Step 5: Modernise the Architecture

Bigger gains come from changing what you run, not how big it is.

  • Spot / preemptible instances — up to 90% off for interruptible workloads (batch, CI, stateless workers, fault-tolerant training). Karpenter and Cluster Autoscaler make this routine on Kubernetes.
  • Serverless — pay per request. For low-volume or bursty endpoints often cheaper than always-on containers. Lambda, Cloud Run, Container Apps.
  • Managed services over self-hosted — DynamoDB vs Cassandra on EC2; managed Redis vs self-managed.

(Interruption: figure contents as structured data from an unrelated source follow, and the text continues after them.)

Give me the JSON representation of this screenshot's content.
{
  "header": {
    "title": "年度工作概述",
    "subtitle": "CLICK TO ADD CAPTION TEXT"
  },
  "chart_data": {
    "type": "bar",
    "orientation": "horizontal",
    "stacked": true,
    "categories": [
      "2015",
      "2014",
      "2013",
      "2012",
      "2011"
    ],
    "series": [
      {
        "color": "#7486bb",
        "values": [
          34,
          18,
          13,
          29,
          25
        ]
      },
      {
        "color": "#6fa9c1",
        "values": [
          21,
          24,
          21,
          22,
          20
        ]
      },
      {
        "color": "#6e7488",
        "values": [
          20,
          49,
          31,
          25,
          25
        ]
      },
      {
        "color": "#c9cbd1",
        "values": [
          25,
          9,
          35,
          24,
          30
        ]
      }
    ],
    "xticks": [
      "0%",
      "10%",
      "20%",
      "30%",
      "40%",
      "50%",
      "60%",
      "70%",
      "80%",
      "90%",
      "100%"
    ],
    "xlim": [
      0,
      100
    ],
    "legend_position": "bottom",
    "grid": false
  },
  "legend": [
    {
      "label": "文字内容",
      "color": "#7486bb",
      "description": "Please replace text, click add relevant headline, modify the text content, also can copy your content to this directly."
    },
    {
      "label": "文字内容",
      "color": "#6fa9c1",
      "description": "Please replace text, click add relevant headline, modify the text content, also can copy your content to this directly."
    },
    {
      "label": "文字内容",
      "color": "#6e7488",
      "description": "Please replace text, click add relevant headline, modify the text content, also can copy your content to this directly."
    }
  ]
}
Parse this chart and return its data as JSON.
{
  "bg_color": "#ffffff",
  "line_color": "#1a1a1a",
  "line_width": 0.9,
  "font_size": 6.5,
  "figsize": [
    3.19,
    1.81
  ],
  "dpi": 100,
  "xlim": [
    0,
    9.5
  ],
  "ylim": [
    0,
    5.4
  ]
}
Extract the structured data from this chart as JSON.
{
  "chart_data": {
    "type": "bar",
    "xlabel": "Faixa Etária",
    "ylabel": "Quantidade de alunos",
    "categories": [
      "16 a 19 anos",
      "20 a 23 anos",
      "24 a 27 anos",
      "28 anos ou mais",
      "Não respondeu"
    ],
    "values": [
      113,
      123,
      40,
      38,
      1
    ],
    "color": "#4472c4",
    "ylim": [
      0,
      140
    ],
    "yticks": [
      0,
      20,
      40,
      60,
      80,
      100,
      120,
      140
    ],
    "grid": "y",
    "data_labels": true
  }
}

Usually higher unit cost but lower total cost when ops, patching, and on-call are included.
  • Consolidation — multi-tenant where it fits; one well-utilised cluster beats five half-empty ones.
  • Region choice — same workload can be 20% cheaper in one region than another; especially relevant for batch / training.

Step 6: Continuous Rightsizing

Rightsizing once is a campaign; rightsizing continuously is operating discipline:

  • Monthly review of top 50 spenders.
  • Automated reports of P95 utilisation per resource flagged when below 30%.
  • Kubernetes Vertical Pod Autoscaler in recommendation mode; HPA on the right metric.
  • Storage lifecycle rules in place by default in your IaC modules.
  • Spot adoption tracked as a percentage of compute hours.

What to Expect

OptimisationTypical savingsEffort
Idle resource cleanup5-15%Low
Non-prod scheduling10-20%Medium
Storage tiering5-10%Low
Rightsizing10-20%Medium
Spot adoption10-25%Medium-High
ARM / Graviton10-20% of computeMedium (compat testing)
Architecture modernisationvaries, often largestHigh

These compound. Combined, a first-year FinOps programme commonly delivers 25-40% reduction on like-for-like workloads, with the gains compounding as new workloads land in the optimised pattern by default.

One major rate-based lever remains: commitments. That is the next lesson.

Key Takeaways

  • Typical idle and over-provisioning waste is 30-60% of cloud spend before any optimisation.
  • Rightsizing means matching instance size, count, and family to observed demand.
  • Schedule non-prod workloads off outside business hours for ~65% savings on those resources.
  • Use native and third-party rightsizing recommendations as starting points, not gospel.
  • Modernise architecture (Spot, serverless, managed services) for the biggest gains.